Etwa 40 Berliner Grüne, darunter die "Fundi"-Abgeordnete Judith Demba, haben seit Kriegsbeginn am 24.März ihr Parteibuch zurückgegeben.Der Vorstandssprecher Andreas Schulze rechnet nun damit, daß aus dem 3500 Mitglieder starken Landesverband höchstens 30 weitere Parteifreunde austreten werden.Auch die Grünen-Spitzenkandidatin für die Abgeordnetenhauswahl, Renate Künast, sieht keine Anzeichen für eine Austrittswelle.Der linke, opponierende Parteiflügel will stattdessen versuchen, sich in Berlin - wie auch in den anderen Landesverbänden - stärker zur Geltung zu bringen und straffer zu organisieren.

"Das grüne Projekt ist seit dem Kriegs-Parteitag endgültig tot, wir müssen ein neues linkes Projekt aufbauen", fordert Ida Schillen.Dabei gehe es zum Beispiel "um die Pointierung anderer Themen, zum Beispiel der sozialen Frage und des Kampfes gegen Nationalismus und Rassismus." Unzufriedene aus der SPD, den Gewerkschaften, Bürgerinitiativen usw.sollten in diese Diskussion einbezogen werden.Läuft das auf die Gründung einer neuen Partei hinaus?
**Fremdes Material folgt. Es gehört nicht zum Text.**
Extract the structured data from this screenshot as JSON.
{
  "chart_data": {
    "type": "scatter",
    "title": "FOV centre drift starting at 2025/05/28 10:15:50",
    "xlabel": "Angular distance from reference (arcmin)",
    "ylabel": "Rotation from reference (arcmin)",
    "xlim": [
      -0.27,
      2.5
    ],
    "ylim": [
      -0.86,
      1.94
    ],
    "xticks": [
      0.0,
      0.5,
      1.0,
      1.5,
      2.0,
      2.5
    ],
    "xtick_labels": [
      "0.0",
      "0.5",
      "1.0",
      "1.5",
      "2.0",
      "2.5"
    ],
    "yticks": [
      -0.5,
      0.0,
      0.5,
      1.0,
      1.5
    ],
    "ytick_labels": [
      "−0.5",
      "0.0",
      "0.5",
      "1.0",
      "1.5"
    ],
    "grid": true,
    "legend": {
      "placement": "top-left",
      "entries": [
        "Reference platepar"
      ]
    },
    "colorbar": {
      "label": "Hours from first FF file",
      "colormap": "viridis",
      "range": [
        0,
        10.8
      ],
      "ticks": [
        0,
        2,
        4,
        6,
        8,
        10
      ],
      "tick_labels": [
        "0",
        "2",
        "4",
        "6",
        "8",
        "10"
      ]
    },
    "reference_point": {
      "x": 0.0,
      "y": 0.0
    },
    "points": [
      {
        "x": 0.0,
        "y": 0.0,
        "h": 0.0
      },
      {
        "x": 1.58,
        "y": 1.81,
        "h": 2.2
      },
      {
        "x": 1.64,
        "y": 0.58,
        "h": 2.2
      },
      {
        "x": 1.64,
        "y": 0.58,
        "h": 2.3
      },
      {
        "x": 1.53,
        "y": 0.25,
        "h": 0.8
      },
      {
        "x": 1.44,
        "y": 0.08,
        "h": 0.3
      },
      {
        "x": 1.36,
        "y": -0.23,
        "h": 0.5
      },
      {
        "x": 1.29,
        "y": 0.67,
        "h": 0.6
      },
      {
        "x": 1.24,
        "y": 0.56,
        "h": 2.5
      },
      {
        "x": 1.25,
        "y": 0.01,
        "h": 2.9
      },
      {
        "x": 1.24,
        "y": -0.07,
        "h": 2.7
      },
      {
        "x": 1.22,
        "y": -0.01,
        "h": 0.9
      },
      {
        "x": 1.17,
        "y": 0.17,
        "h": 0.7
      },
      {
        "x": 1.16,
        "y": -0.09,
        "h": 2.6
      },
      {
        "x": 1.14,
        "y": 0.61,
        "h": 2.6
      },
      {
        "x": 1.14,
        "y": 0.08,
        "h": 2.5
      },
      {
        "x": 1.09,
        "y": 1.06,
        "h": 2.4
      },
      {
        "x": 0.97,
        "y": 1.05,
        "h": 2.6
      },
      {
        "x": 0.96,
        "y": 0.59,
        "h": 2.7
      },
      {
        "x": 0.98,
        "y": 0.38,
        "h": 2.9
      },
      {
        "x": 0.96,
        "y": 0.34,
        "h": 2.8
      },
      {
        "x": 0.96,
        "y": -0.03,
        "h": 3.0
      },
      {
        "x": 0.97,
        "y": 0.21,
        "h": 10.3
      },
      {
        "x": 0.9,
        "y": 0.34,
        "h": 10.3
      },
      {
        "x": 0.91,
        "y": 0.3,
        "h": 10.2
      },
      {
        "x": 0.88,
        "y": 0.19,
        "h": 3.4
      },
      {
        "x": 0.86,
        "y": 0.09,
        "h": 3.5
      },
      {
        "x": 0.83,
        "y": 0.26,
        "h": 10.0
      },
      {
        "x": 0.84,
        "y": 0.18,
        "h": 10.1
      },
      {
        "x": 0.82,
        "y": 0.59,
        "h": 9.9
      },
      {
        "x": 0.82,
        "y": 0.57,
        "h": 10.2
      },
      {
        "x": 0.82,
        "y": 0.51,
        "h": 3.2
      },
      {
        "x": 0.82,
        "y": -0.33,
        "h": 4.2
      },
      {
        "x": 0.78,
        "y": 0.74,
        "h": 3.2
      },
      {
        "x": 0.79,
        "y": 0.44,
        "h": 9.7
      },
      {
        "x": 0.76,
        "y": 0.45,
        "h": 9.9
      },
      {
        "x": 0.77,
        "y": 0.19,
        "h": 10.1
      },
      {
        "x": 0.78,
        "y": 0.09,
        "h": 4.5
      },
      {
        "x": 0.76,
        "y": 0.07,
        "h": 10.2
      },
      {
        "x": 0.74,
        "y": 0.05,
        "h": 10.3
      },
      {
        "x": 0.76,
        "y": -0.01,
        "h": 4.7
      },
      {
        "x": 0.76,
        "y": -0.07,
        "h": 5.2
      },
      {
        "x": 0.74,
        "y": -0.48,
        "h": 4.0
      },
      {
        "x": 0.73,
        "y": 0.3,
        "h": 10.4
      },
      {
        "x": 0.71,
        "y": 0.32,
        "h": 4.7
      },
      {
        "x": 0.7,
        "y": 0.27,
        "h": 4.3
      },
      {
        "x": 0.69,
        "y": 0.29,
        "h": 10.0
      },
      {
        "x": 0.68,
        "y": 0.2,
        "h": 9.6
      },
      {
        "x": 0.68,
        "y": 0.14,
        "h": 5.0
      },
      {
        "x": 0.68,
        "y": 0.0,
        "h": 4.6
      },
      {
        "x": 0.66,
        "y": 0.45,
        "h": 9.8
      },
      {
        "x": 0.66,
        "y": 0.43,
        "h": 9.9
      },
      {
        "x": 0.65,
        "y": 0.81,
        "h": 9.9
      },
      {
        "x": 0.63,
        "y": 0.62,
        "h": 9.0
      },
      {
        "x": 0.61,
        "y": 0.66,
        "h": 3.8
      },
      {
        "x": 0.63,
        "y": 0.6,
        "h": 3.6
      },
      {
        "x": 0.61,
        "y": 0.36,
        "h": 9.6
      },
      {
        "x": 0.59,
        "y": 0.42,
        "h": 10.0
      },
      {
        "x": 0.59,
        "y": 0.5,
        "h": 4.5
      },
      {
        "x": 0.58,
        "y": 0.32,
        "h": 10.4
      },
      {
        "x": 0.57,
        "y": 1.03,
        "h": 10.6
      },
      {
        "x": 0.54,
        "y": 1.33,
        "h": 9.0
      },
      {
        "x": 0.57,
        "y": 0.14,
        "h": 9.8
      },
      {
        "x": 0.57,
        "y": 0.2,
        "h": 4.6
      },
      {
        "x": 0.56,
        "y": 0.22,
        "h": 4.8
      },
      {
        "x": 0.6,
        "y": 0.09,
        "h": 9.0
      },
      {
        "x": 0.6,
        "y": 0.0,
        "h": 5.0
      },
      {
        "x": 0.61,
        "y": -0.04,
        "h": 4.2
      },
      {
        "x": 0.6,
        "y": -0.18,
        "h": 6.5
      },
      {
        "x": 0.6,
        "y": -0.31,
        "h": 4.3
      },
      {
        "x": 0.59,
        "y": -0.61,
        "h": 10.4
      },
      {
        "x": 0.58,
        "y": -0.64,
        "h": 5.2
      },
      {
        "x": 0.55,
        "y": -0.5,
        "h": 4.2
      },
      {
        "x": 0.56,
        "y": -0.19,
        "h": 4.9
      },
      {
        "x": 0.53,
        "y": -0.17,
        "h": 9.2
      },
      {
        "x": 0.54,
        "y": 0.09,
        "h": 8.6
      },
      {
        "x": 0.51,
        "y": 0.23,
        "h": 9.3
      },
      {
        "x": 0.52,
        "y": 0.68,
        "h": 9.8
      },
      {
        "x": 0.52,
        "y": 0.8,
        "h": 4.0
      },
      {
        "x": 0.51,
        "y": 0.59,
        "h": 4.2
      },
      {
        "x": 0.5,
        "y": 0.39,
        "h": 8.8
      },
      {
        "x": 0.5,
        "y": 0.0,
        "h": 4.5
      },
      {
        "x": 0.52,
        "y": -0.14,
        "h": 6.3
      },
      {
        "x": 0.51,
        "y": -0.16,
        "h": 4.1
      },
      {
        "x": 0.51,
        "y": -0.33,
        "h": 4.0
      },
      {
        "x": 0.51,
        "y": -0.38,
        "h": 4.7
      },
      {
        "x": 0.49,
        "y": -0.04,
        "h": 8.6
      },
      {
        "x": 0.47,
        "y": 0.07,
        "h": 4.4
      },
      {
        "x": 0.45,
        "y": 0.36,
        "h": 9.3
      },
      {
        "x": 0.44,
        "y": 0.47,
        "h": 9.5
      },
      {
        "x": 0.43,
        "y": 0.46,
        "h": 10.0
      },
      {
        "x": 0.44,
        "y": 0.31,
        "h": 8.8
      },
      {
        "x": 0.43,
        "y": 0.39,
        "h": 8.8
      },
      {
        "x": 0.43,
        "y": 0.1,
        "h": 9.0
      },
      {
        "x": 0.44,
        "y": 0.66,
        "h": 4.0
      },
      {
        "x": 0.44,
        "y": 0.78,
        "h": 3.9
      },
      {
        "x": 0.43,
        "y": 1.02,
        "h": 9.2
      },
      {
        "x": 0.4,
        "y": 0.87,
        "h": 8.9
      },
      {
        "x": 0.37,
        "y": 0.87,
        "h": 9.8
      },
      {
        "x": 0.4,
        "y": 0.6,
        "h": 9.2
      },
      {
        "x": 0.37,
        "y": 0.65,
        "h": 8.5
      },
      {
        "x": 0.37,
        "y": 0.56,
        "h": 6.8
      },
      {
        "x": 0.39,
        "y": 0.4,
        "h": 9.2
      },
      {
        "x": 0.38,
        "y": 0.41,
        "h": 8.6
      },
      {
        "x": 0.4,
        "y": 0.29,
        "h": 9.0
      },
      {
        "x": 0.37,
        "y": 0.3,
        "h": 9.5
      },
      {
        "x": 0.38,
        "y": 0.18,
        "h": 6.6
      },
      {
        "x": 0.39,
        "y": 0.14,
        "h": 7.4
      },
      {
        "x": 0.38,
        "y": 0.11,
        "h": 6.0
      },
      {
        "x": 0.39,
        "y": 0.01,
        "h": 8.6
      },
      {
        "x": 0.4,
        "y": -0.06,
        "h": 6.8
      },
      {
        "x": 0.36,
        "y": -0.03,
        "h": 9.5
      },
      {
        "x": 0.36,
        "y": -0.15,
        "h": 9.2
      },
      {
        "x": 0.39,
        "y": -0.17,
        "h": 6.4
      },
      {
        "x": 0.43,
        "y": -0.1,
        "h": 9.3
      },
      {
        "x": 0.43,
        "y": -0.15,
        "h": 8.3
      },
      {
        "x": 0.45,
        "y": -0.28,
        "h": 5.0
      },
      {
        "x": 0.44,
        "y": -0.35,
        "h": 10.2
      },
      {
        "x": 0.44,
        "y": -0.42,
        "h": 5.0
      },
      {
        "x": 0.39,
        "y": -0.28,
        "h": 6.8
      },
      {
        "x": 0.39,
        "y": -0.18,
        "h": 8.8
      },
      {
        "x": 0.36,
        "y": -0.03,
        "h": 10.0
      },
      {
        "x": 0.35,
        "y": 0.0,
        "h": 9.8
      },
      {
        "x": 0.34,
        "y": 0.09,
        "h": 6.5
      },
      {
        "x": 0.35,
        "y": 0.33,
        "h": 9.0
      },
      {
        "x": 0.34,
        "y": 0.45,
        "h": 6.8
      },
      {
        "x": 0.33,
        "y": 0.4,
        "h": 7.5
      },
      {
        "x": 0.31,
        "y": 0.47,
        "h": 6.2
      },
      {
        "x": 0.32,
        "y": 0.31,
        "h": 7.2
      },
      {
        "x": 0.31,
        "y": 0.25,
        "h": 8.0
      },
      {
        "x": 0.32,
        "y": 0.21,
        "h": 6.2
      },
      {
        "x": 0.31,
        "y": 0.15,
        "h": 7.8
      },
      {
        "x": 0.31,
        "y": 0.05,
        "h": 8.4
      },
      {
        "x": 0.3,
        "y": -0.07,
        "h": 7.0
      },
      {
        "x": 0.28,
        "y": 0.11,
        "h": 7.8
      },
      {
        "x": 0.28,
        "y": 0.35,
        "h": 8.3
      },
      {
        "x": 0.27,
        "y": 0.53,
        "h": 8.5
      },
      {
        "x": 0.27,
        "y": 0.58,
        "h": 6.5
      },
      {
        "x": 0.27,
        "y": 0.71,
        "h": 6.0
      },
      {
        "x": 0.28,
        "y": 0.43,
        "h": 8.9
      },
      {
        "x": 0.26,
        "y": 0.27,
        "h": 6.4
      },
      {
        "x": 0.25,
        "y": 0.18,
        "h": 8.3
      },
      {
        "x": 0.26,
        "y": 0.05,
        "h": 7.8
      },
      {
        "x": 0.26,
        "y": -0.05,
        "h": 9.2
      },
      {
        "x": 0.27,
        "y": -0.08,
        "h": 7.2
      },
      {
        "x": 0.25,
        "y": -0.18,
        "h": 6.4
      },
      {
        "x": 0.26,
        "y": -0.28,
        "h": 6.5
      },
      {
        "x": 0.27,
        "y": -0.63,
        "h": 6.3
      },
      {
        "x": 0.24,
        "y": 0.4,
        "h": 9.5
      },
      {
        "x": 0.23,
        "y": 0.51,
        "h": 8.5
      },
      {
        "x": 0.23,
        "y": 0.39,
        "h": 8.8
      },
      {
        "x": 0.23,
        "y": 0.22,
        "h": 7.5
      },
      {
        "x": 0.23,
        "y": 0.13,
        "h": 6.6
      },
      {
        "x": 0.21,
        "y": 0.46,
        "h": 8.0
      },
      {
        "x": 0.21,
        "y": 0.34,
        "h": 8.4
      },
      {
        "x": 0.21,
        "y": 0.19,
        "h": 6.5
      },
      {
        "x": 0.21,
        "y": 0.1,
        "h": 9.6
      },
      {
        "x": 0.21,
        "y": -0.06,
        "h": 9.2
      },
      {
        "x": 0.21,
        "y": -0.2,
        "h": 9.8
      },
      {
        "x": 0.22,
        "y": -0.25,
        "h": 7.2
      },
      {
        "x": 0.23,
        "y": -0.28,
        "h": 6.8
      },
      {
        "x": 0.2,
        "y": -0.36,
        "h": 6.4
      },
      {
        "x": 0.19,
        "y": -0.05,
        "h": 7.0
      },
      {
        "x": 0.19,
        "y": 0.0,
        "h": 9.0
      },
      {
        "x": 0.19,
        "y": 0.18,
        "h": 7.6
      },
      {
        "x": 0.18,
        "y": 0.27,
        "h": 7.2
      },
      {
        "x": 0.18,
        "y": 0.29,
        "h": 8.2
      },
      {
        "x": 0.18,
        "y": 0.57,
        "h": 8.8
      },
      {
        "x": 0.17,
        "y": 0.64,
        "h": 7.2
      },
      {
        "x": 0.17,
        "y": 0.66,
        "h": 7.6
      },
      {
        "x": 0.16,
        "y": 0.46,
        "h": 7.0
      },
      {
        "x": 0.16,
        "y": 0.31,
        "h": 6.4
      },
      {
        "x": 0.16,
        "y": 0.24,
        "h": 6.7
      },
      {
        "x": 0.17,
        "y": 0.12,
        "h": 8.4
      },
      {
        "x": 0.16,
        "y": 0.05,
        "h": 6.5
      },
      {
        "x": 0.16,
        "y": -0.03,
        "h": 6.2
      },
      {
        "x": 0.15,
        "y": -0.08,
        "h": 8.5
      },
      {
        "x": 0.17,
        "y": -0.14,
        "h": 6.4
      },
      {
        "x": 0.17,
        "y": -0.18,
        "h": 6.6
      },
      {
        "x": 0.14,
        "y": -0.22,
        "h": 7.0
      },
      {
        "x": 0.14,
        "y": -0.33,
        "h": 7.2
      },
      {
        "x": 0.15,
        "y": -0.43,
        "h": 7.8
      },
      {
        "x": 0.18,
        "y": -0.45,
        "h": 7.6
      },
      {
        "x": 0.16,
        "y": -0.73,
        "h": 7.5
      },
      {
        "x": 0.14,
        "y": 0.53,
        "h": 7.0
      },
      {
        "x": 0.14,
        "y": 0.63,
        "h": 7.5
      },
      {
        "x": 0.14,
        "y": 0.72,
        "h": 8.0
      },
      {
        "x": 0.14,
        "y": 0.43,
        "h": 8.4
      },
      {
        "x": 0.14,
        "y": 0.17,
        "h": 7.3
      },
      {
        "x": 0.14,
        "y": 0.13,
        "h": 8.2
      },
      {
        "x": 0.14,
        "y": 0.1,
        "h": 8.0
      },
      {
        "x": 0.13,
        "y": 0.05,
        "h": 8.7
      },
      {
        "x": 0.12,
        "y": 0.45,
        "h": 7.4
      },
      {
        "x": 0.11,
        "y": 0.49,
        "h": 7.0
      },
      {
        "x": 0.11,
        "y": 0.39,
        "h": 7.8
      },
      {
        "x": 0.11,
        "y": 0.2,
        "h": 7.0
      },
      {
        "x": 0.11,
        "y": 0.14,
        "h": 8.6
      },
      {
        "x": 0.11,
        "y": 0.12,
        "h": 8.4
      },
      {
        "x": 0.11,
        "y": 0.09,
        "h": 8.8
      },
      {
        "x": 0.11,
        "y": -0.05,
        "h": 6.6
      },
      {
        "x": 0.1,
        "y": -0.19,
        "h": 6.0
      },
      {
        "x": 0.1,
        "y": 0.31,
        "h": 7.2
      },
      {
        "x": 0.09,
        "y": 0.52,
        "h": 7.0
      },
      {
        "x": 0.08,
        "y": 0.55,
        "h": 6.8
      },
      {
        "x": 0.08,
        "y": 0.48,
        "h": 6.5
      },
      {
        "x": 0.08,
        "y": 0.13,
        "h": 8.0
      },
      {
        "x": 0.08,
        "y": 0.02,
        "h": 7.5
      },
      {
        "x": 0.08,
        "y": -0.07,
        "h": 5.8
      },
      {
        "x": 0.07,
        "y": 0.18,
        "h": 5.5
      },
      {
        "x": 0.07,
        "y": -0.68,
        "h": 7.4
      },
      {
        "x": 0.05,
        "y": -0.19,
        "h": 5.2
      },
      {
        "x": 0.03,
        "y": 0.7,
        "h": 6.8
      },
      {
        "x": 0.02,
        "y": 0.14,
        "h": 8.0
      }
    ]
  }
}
Schillen: "Mmmh, nein, jetzt nicht; aber ich kann nicht sagen, was die Zukunft bringt." Am Wochenende treffen sich die "Kriegsgegner", um an neuen Strategien zu basteln.

Wie es mit den Grünen weitergehe, hänge tatsächlich davon ab, was die Parteilinke vorhabe, schätzt Renate Künast ein.Sie bleibt aber optimistisch: Der innerparteiliche Konflikt werde außerordentlich vehement ausgetragen, "aber die Türen sind nicht zugeschlagen, die Grünen sind nicht gespalten." Den heiß umstrittenen Bundesparteitagsbeschluß zum Kosovokrieg verteidigt Künast als "gut dosiert"; die Grünen hätten sich nicht als Handlanger der Bundesregierung bzw.des Außenministers einklopfen lassen.

Am nächsten Mittwoch tagt der Grünen-Landesausschuß mit dem einzigen Tagesordnungspunkt: Nachbereitung der Bundesdelegiertenkonferenz."Da werden wir offen und ehrlich Tacheles reden und überlegen, wie die verschiedenen Strömungen der Partei miteinander umgehen sollten", kündigt Vorstandssprecher Schulze an.Der turbulente Bundesparteitag wird sich möglicherweise auch auf die Komplettierung der Abgeordnetenhaus-Wahlliste auswirken: Die Chancen linker Bewerber dürften steigen, hieß es in Parteikreisen.

Beide Vorstandssprecher, Regina Michalik und Schulze, verteidigten gestern den Bielefelder Beschluß und wiesen auf erfolgreiche Änderungsanträge der Berliner Grünen hin, die dazu beigetragen hätten, "daß Partei und Fraktion auch nach diesem Donnerstag handlungsfähig sind." Kritischeren Stimmen sei dadurch die Zustimmung zum Antrag des Bundesvorstands ermöglicht worden.Ströbele habe "ein respektables Ergebnis" für seinen Antrag erzielt, für die Parteiminderheit tue sich innerparteilich "ein großer Spielraum auf", beschwichtigte Schulze.Aber er hegt keine Illusionen, was das äußere Erscheinungsbild der Grünen betrifft: Die Europawahl am 13.Juni - eine wichtige Testwahl - "wird für uns wahrscheinlich ein schwerer Gang."

Bei den Berliner Grünen glaubt niemand im Traum daran, daß sich das glänzende Europawahlergebnis von 1994 (14,3 Prozent) wiederholen läßt.Dabei hatte man sich ursprünglich vorgenommen, den seit einem Jahr negativen Trend bei allen Landtagswahlen in Berlin umzukehren.

Auch Renate Künast befürchtet bei der Europawahl eine "Abstrafungsaktion" der Wähler und setzt, mangels Alternativen, auf das Prinzip Hoffnung."Es wäre so schön, wenn sich der Krieg bald erledigt und wir uns wieder mit stadtpolitischen Themen und dem Wahlkampf beschäftigen können." Denn am 10.Oktober wird das Abgeordnetenhaus neu gewählt, für die Grünen wäre es ein Desaster, wenn die Nato noch im Frühherbst bombt."Wenn doch, dann gute Nacht", meint die Spitzenkandidatin.